As people became aware of body snatching and learned that resurrectionists were stealing bodies from graves to sell to medical schools, they began taking measures to protect their loved ones' remains. In some cases, the departed were buried in multiple coffins or in iron or lead coffins. Others sought to ward off resurrectionists by equipping their loved ones' graves with special alarms, adding layers of straw or other materials to the dirt used to fill graves to make it more difficult to dig through, or installing special iron cages called mortsafes that prevented resurrectionists from accessing coffins. Sometimes armed watchmen were also hired to protect graves from resurrectionists.

By the late eighteenth century, the body-snatching problem and the public furor it created were growing out of control. In April 1788, that furor boiled over into a violent outburst in New York City known as the Doctors' Riot. Although the exact circumstances concerning how the riot started remain unclear, an angry mob upset about body snatching descended on the medical school at New York Hospital and destroyed specimens and equipment. Twenty people were killed in the attack. Throughout the remainder of the eighteenth century and into the nineteenth century, a string of similar riots took place in cities across the United States.
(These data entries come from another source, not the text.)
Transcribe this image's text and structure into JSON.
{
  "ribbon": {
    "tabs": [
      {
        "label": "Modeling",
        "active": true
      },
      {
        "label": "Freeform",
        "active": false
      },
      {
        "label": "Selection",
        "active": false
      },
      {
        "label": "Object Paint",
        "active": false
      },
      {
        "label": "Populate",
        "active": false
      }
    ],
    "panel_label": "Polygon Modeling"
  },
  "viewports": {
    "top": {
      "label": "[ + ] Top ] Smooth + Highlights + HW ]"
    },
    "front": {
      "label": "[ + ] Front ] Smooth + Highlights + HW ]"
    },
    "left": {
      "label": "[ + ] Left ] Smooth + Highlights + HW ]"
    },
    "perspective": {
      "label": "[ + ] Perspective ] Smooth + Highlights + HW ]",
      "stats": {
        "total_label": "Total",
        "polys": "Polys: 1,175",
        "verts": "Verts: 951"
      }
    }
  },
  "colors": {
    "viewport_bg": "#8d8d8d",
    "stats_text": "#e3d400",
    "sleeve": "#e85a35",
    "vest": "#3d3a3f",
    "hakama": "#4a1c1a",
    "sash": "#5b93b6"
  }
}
In an effort to curb the body-snatching problem in the United Kingdom, lawmakers introduced the 1832 Anatomy Act. In addition to criminalizing body snatching, the Anatomy Act addressed the need for cadavers by allowing medical schools to legally take possession of the unclaimed remains of paupers. Ultimately, this and other laws did little to stop body snatching or quell the public's rising outrage over the practice. In the end, body snatching simply faded away as the need for cadavers was increasingly met through donations and other avenues. Despite its unsavory nature, however, body snatching played an important role in early anatomical research and contributed significantly to doctors' understanding of the human body and how it works.

Bibliography

"Body Snatching around the World." PBS History Detectives, www.pbs.org/opb/historydetectives/feature/body-snatching-around-the-world/. Accessed 6 Jan. 2025.

Dickey, Colin. "Night Doctors." Paris Review, 11 Oct. 2016, www.theparisreview.org/blog/2016/10/11/night-doctors/#more-103564. Accessed 6 Jan. 2025.
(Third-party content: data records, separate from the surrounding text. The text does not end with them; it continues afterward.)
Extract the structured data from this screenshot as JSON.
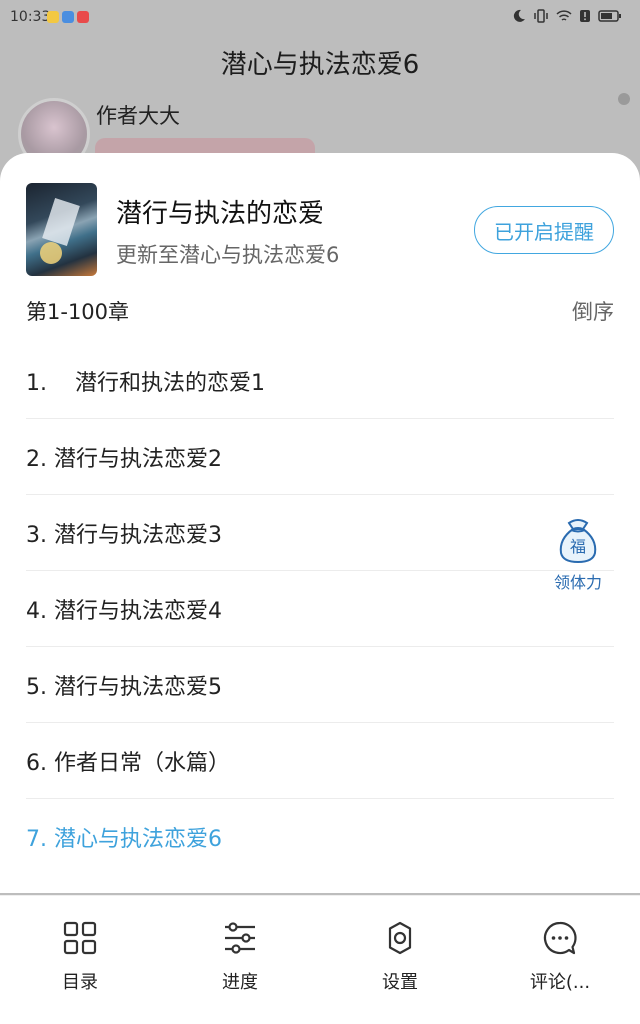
{
  "status_bar": {
    "time": "10:33",
    "app_icons": [
      {
        "name": "app-notify-icon-1",
        "color": "#f3c842"
      },
      {
        "name": "app-notify-icon-2",
        "color": "#4a8ee0"
      },
      {
        "name": "app-notify-icon-3",
        "color": "#e94b4b"
      }
    ],
    "right_icons": [
      "moon-icon",
      "vibrate-icon",
      "wifi-icon",
      "alert-icon",
      "battery-icon"
    ]
  },
  "reader": {
    "chapter_title": "潜心与执法恋爱6",
    "author_name": "作者大大"
  },
  "book": {
    "title": "潜行与执法的恋爱",
    "update_text": "更新至潜心与执法恋爱6",
    "remind_label": "已开启提醒"
  },
  "catalog": {
    "range_label": "第1-100章",
    "order_label": "倒序",
    "chapters": [
      {
        "label": "1.    潜行和执法的恋爱1",
        "current": false
      },
      {
        "label": "2. 潜行与执法恋爱2",
        "current": false
      },
      {
        "label": "3. 潜行与执法恋爱3",
        "current": false
      },
      {
        "label": "4. 潜行与执法恋爱4",
        "current": false
      },
      {
        "label": "5. 潜行与执法恋爱5",
        "current": false
      },
      {
        "label": "6. 作者日常（水篇）",
        "current": false
      },
      {
        "label": "7. 潜心与执法恋爱6",
        "current": true
      }
    ]
  },
  "gift": {
    "bag_char": "福",
    "label": "领体力"
  },
  "bottom_nav": [
    {
      "label": "目录",
      "icon": "grid-icon"
    },
    {
      "label": "进度",
      "icon": "sliders-icon"
    },
    {
      "label": "设置",
      "icon": "gear-icon"
    },
    {
      "label": "评论(...",
      "icon": "comment-icon"
    }
  ],
  "colors": {
    "accent": "#3ea2dc",
    "overlay": "#bdbdbd"
  }
}
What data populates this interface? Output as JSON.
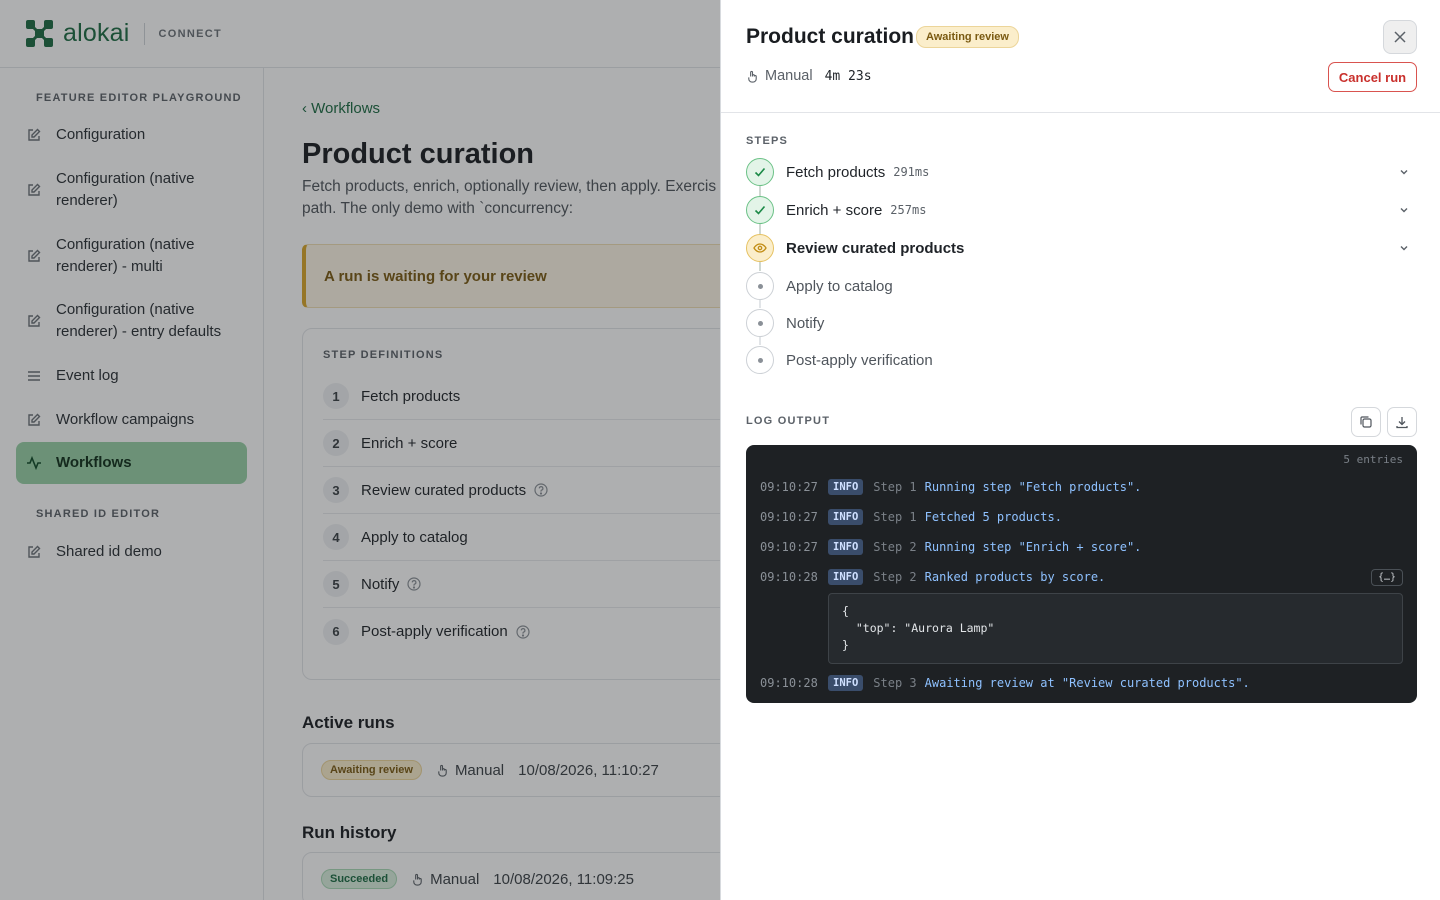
{
  "app": {
    "brand": "alokai",
    "brand_sub": "CONNECT"
  },
  "sidebar": {
    "section1": "FEATURE EDITOR PLAYGROUND",
    "items": [
      {
        "label": "Configuration",
        "icon": "edit-icon"
      },
      {
        "label": "Configuration (native renderer)",
        "icon": "edit-icon"
      },
      {
        "label": "Configuration (native renderer) - multi",
        "icon": "edit-icon"
      },
      {
        "label": "Configuration (native renderer) - entry defaults",
        "icon": "edit-icon"
      },
      {
        "label": "Event log",
        "icon": "list-icon"
      },
      {
        "label": "Workflow campaigns",
        "icon": "edit-icon"
      },
      {
        "label": "Workflows",
        "icon": "activity-icon",
        "active": true
      }
    ],
    "section2": "SHARED ID EDITOR",
    "items2": [
      {
        "label": "Shared id demo",
        "icon": "edit-icon"
      }
    ]
  },
  "main": {
    "breadcrumb": "‹ Workflows",
    "title": "Product curation",
    "description": "Fetch products, enrich, optionally review, then apply. Exercis view, and a failure path. The only demo with `concurrency:",
    "alert": "A run is waiting for your review",
    "step_definitions": {
      "heading": "STEP DEFINITIONS",
      "steps": [
        {
          "num": "1",
          "name": "Fetch products",
          "help": false
        },
        {
          "num": "2",
          "name": "Enrich + score",
          "help": false
        },
        {
          "num": "3",
          "name": "Review curated products",
          "help": true
        },
        {
          "num": "4",
          "name": "Apply to catalog",
          "help": false
        },
        {
          "num": "5",
          "name": "Notify",
          "help": true
        },
        {
          "num": "6",
          "name": "Post-apply verification",
          "help": true
        }
      ]
    },
    "active_runs": {
      "heading": "Active runs",
      "status": "Awaiting review",
      "trigger": "Manual",
      "time": "10/08/2026, 11:10:27"
    },
    "run_history": {
      "heading": "Run history",
      "status": "Succeeded",
      "trigger": "Manual",
      "time": "10/08/2026, 11:09:25"
    }
  },
  "drawer": {
    "title": "Product curation",
    "status": "Awaiting review",
    "trigger": "Manual",
    "duration": "4m 23s",
    "cancel_label": "Cancel run",
    "steps_heading": "STEPS",
    "steps": [
      {
        "name": "Fetch products",
        "time": "291ms",
        "state": "done"
      },
      {
        "name": "Enrich + score",
        "time": "257ms",
        "state": "done"
      },
      {
        "name": "Review curated products",
        "time": "",
        "state": "review"
      },
      {
        "name": "Apply to catalog",
        "time": "",
        "state": "pending"
      },
      {
        "name": "Notify",
        "time": "",
        "state": "pending"
      },
      {
        "name": "Post-apply verification",
        "time": "",
        "state": "pending"
      }
    ],
    "log_heading": "LOG OUTPUT",
    "log_count": "5 entries",
    "log": [
      {
        "ts": "09:10:27",
        "level": "INFO",
        "step": "Step 1",
        "msg": "Running step \"Fetch products\"."
      },
      {
        "ts": "09:10:27",
        "level": "INFO",
        "step": "Step 1",
        "msg": "Fetched 5 products."
      },
      {
        "ts": "09:10:27",
        "level": "INFO",
        "step": "Step 2",
        "msg": "Running step \"Enrich + score\"."
      },
      {
        "ts": "09:10:28",
        "level": "INFO",
        "step": "Step 2",
        "msg": "Ranked products by score."
      },
      {
        "ts": "09:10:28",
        "level": "INFO",
        "step": "Step 3",
        "msg": "Awaiting review at \"Review curated products\"."
      }
    ],
    "json_toggle": "{…}",
    "json_payload": "{\n  \"top\": \"Aurora Lamp\"\n}"
  }
}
Lennox, Suzie. Bodysnatchers: Digging up the Untold Stories of Britain's Resurrection Men. Pen & Sword History, 2016.

Lovejoy, Bess. "The Gory New York City Riot That Shaped American Medicine." Smithsonian, 17 June 2014, www.smithsonianmag.com/history/gory-new-york-city-riot-shaped-american-medicine-180951766/. Accessed 6 Jan. 2025.

Morton, Ella. "Grave Cages and Medical Murder: The Body-Snatching Era in Scotland." Slate, 11 Feb. 2015, www.slate.com/blogs/atlas‗obscura/2015/02/11/greyfriars‗kirkland‗mortsafes‗in‗edinburgh‗scotland.html. Accessed 6 Jan. 2025.
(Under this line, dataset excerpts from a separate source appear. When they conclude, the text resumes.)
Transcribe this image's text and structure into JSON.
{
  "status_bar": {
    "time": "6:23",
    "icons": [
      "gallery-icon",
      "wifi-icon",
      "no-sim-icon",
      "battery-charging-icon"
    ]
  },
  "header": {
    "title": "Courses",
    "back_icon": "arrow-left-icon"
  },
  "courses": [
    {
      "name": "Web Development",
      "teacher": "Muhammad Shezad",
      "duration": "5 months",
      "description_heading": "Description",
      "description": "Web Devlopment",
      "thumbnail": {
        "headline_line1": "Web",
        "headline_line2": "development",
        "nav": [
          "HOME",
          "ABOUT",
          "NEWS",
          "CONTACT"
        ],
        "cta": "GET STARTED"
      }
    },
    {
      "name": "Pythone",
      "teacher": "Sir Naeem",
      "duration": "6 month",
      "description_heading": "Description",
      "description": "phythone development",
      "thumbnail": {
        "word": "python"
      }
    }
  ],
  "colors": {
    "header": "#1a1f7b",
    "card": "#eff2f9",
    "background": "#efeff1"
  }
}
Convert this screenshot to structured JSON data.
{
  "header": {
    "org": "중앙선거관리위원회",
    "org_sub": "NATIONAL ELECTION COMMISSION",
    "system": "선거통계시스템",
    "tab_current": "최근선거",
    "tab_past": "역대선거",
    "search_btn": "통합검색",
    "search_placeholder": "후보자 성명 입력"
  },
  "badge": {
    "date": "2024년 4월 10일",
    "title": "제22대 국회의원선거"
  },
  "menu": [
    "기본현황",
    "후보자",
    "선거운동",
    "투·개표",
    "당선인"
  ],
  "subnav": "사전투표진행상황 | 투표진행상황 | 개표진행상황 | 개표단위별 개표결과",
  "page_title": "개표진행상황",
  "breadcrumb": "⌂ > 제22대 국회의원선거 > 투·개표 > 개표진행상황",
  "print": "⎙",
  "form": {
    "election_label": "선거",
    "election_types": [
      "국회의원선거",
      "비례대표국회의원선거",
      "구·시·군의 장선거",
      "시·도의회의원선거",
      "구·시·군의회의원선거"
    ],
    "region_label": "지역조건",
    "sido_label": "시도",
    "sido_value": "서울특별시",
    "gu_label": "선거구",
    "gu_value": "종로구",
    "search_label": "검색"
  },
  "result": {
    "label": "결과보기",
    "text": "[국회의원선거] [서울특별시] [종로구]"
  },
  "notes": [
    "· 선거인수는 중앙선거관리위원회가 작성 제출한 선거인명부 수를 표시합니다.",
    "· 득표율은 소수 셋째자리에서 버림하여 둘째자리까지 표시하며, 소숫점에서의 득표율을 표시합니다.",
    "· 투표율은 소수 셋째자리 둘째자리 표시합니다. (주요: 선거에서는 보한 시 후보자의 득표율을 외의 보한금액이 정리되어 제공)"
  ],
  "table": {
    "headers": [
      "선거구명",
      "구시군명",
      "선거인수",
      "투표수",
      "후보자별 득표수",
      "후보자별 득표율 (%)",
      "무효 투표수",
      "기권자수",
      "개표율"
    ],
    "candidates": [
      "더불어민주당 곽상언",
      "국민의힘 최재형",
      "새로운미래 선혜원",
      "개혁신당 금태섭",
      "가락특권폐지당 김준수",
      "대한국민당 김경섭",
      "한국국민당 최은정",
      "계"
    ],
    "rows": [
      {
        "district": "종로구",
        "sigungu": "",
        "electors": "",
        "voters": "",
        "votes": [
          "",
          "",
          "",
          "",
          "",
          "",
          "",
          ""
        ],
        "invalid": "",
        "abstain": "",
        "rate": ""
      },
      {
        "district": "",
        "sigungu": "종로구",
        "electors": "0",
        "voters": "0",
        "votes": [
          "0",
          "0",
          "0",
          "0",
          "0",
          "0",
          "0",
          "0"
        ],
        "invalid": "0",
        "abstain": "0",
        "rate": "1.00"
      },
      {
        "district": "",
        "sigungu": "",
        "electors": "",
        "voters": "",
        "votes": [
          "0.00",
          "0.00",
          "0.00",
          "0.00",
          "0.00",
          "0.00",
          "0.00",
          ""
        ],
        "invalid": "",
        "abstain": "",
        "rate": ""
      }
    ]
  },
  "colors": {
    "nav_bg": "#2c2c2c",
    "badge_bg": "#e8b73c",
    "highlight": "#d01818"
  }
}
Shultz, Suzanne M. Body Snatching: The Robbing of Graves for the Education of Physicians in Early Nineteenth Century America. McFarland & Company, Inc., 1992.

Welsh, Gabriella. “Resurrection Men: Body Snatching and Grave Robbing in the Federal City, Part 1.” Congressional Cemetery, 22 Sept. 2023, congressionalcemetery.org/blog/resurrection-men-body-snatching-and-grave-robbing-in-the-federal-city-part-1/. Accessed 6 Jan. 2025.